Once an event is scheduled, the gallery is in charge of its own event. Setup, timing, refreshments, seating, audience outreach, and the feel of the evening are the gallery's to shape. The coordinator supports the event and fills the MC role when invited, but the gallery owns the space and the night.


8. Finances

Ars Poetica operates on a small budget funded entirely by poet reading fees.

Income

Each poet pays a $15 reading fee at submission. The fee is collected through Submittable and deposited into the Ars Poetica bank account at Kitsap Credit Union. The account is controlled by the coordinator, who holds the debit card and handles all transactions.

Expenses

The reading fees cover the program's operating costs for the year, which typically include:

  • A post office box, rented for six months during the active season.
  • Website hosting.
  • A microphone and any other audio equipment needed for events.
  • The coordinator's stipend.

The coordinator's stipend

The coordinator receives a fixed $500 stipend at the end of each season.

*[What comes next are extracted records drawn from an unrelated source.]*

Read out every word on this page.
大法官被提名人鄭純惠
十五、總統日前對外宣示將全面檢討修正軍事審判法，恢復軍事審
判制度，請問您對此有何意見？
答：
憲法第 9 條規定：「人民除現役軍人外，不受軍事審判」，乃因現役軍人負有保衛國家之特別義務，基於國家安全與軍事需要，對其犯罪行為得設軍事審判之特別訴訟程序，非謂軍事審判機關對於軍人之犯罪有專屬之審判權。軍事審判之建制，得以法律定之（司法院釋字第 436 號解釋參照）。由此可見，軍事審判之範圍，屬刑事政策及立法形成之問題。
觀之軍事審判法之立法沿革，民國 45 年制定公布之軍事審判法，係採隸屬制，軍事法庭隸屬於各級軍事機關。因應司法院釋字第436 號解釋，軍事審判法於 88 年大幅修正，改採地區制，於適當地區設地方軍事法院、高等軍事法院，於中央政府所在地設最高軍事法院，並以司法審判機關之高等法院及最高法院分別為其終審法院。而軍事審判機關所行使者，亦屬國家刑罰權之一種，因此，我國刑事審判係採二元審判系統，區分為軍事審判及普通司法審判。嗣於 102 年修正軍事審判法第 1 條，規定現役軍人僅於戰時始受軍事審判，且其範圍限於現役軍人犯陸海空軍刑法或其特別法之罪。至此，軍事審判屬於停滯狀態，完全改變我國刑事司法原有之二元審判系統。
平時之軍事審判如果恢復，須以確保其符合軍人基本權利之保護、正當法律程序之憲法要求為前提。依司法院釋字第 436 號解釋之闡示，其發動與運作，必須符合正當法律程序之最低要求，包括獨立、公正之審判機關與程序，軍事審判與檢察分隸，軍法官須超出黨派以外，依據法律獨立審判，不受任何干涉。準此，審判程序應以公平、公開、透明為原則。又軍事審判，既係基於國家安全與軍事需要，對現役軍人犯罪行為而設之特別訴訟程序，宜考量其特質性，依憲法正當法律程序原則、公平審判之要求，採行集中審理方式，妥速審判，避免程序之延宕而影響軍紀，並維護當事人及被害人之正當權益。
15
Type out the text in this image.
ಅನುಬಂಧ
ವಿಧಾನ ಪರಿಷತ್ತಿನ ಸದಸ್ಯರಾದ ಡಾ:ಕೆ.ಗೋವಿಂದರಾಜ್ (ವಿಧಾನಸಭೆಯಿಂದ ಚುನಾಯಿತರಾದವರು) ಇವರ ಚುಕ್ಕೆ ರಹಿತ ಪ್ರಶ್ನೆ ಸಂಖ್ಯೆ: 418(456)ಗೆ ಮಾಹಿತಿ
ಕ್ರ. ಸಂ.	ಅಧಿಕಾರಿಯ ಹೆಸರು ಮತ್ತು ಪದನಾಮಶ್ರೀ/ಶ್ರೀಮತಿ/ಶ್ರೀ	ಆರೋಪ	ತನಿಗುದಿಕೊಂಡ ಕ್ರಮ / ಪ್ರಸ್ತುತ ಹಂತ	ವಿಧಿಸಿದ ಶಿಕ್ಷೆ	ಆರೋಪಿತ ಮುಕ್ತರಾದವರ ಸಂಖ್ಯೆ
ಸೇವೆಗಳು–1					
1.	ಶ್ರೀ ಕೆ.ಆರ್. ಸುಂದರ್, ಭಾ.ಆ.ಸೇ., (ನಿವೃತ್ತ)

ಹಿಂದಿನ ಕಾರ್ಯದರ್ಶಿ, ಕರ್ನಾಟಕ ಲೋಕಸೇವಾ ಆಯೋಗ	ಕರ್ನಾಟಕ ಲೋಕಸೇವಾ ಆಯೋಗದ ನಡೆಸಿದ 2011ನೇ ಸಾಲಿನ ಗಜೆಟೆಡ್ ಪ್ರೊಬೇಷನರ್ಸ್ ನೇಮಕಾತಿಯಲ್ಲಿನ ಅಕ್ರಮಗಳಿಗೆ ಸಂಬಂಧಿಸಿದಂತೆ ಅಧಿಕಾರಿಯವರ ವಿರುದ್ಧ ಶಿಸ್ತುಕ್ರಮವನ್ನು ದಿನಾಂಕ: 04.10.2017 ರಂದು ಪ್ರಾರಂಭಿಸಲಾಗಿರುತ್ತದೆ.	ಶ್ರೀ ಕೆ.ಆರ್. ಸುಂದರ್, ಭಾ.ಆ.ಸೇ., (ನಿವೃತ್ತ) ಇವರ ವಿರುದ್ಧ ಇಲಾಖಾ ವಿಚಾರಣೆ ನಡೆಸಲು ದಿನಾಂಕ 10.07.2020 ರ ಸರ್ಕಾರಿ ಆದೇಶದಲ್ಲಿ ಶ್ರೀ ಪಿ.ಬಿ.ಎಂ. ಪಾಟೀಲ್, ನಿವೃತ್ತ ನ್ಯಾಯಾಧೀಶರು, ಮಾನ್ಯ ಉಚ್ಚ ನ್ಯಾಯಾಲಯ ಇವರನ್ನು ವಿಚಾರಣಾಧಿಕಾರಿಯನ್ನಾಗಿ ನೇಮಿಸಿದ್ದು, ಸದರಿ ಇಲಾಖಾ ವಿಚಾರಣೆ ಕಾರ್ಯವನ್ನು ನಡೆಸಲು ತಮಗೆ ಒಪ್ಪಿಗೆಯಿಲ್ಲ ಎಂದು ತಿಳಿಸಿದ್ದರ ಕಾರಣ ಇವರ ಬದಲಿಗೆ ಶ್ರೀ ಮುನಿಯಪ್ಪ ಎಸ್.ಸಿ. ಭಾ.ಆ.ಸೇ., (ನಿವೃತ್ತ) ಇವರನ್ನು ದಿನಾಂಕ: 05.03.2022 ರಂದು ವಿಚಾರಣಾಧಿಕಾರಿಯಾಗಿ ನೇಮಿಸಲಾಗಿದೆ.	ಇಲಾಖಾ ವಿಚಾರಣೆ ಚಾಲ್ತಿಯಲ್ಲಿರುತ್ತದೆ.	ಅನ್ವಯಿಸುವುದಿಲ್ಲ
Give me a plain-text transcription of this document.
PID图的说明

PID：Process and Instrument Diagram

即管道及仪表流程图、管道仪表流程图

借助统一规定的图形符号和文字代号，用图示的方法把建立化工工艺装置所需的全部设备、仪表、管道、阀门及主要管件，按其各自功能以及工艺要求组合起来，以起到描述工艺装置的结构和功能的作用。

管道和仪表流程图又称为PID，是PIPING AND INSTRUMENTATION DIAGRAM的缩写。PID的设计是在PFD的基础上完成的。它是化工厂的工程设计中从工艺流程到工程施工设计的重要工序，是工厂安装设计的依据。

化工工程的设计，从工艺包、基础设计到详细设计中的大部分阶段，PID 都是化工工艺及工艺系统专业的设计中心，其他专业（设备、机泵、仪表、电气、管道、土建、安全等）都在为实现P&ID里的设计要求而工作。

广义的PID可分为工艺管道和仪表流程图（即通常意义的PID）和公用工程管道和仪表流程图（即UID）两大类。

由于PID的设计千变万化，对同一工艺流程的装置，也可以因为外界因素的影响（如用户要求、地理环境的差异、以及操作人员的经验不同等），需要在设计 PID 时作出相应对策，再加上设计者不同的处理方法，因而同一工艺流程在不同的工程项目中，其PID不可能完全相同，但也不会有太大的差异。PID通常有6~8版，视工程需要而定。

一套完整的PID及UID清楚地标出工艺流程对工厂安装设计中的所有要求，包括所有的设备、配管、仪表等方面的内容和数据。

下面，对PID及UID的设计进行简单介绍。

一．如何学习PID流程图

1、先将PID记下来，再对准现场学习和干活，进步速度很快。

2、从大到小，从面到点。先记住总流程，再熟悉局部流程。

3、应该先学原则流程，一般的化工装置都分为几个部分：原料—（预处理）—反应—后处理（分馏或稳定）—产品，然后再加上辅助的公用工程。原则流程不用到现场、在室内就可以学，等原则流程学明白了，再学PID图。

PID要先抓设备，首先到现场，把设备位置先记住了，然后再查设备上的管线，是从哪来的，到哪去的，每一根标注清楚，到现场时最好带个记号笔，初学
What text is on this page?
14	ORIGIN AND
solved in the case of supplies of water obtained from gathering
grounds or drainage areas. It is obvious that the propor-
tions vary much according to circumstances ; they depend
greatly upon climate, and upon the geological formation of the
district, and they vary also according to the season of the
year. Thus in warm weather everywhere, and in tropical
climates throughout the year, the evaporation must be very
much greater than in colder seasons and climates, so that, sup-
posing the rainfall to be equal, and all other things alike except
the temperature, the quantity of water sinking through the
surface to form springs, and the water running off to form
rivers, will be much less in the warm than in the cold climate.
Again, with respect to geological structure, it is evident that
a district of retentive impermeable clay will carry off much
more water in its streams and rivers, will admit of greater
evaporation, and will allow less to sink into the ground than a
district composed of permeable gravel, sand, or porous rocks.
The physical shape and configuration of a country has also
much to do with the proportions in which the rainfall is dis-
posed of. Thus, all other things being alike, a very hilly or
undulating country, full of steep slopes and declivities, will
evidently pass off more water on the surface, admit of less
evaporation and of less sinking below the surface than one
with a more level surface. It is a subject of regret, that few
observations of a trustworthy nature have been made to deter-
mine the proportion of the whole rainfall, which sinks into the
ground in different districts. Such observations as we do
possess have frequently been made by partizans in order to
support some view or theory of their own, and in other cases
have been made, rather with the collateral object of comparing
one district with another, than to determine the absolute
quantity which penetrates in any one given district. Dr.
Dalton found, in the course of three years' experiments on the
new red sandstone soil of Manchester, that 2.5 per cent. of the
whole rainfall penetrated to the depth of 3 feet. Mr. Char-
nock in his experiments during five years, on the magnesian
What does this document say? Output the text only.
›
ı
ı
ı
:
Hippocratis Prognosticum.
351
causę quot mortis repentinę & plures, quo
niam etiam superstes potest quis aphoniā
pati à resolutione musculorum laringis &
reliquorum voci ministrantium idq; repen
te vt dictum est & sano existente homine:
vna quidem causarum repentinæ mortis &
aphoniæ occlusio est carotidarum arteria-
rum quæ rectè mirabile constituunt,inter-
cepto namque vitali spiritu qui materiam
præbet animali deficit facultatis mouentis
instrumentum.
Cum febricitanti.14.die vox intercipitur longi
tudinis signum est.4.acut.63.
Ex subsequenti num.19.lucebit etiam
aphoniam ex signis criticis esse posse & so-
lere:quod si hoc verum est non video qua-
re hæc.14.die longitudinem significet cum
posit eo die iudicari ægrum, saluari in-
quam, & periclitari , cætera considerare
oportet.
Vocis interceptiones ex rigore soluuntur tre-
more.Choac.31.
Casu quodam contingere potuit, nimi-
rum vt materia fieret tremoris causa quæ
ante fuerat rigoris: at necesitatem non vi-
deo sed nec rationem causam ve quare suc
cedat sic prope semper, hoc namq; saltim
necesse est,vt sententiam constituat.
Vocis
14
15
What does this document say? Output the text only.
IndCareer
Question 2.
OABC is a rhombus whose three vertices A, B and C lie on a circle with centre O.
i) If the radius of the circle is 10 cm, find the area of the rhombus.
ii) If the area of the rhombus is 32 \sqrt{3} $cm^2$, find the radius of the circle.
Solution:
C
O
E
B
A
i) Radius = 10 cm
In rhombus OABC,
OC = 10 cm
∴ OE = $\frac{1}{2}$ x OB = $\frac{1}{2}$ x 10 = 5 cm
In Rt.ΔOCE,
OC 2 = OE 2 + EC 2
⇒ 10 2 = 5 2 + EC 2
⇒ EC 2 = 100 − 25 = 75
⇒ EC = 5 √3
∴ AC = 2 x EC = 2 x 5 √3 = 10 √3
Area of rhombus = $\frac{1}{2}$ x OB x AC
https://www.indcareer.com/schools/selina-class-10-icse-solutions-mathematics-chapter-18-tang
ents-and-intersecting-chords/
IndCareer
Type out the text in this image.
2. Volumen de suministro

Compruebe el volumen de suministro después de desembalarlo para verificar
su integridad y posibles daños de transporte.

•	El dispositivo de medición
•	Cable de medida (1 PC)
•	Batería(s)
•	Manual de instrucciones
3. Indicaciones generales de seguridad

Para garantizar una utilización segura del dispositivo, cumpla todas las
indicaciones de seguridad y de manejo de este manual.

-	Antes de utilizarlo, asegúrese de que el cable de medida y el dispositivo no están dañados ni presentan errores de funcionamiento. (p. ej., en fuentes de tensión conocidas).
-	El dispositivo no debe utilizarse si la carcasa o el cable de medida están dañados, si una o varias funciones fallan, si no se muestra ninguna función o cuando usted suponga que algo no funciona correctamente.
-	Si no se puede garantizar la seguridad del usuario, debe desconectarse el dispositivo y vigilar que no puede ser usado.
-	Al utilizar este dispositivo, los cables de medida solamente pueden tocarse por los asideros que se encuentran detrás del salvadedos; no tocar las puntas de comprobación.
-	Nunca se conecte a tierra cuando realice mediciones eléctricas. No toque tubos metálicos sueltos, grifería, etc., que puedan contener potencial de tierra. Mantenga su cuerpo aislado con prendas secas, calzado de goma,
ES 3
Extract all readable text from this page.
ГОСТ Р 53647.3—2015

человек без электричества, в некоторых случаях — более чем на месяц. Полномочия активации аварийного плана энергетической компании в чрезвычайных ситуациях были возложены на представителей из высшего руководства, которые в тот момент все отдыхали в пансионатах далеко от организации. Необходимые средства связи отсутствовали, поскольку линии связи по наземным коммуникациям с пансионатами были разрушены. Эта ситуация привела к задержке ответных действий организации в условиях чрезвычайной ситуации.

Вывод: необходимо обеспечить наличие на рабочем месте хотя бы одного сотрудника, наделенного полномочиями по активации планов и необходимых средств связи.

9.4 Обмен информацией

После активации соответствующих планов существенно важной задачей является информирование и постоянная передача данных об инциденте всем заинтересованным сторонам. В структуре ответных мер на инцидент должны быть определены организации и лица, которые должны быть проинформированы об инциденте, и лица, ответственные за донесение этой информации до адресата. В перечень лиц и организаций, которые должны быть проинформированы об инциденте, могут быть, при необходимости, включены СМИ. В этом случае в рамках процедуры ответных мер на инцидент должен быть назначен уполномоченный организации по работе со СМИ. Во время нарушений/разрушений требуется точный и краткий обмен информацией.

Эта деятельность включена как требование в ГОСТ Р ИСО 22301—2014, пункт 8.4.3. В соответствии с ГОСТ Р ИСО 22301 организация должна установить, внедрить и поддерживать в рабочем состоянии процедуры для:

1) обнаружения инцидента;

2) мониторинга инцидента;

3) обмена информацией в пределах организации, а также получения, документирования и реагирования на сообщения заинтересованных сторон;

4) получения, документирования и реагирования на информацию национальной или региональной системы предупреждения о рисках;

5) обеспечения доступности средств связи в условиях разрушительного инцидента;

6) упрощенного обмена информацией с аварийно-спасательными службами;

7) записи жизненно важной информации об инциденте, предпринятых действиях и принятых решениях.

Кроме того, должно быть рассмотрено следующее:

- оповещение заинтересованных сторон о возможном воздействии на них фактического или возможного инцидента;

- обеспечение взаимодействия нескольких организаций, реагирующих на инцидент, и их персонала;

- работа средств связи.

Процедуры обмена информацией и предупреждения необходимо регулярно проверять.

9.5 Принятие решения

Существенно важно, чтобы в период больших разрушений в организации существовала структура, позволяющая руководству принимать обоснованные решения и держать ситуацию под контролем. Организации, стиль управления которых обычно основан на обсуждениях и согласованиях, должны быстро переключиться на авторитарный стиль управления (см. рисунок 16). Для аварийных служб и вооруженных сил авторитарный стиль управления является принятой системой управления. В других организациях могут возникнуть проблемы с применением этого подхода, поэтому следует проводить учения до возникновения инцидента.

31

It is paid in July, after all reports are complete and the year-end meeting with David has taken place. David does not receive compensation for his role.

Transparency

The coordinator provides a financial summary at the end of each season, showing the year's income and expenses. This is shared with David as part of the year-end wrap-up and is available to the committee on request.


9. End-of-Year Wrap

The program closes cleanly in the months after April and does not require active attention again until the next call opens in September.

Thank-you note

After the final gallery event in April, the coordinator sends a thank-you note to poets, artists, and gallery hosts.

Year-end meeting

Tamarah and David meet once in May to review the season: what worked, what didn't, and what to adjust for the next year. There is no set agenda beyond those three questions.

End-of-year report

A written report is produced at the end of the season summarizing participation, exhibitions, and notable developments for the year. The report is kept on file and shared with David. It may also be shared with participating galleries at the coordinators' discretion.

Financial summary

The coordinator prepares the year's financial summary (see Section 8) alongside the report.

Archive

Every season is preserved in its own folder on the coordinator's computer, containing the manuscript, artist selections, poet and artist contact lists, event documentation, correspondence, and the year's report. The archive is reviewed during the year-end meeting to track patterns across seasons.

Stipend

The coordinator's stipend is paid in July, after the reports are complete and the year-end meeting has taken place.

August

Quiet. The program is dormant until the next call opens in mid-September.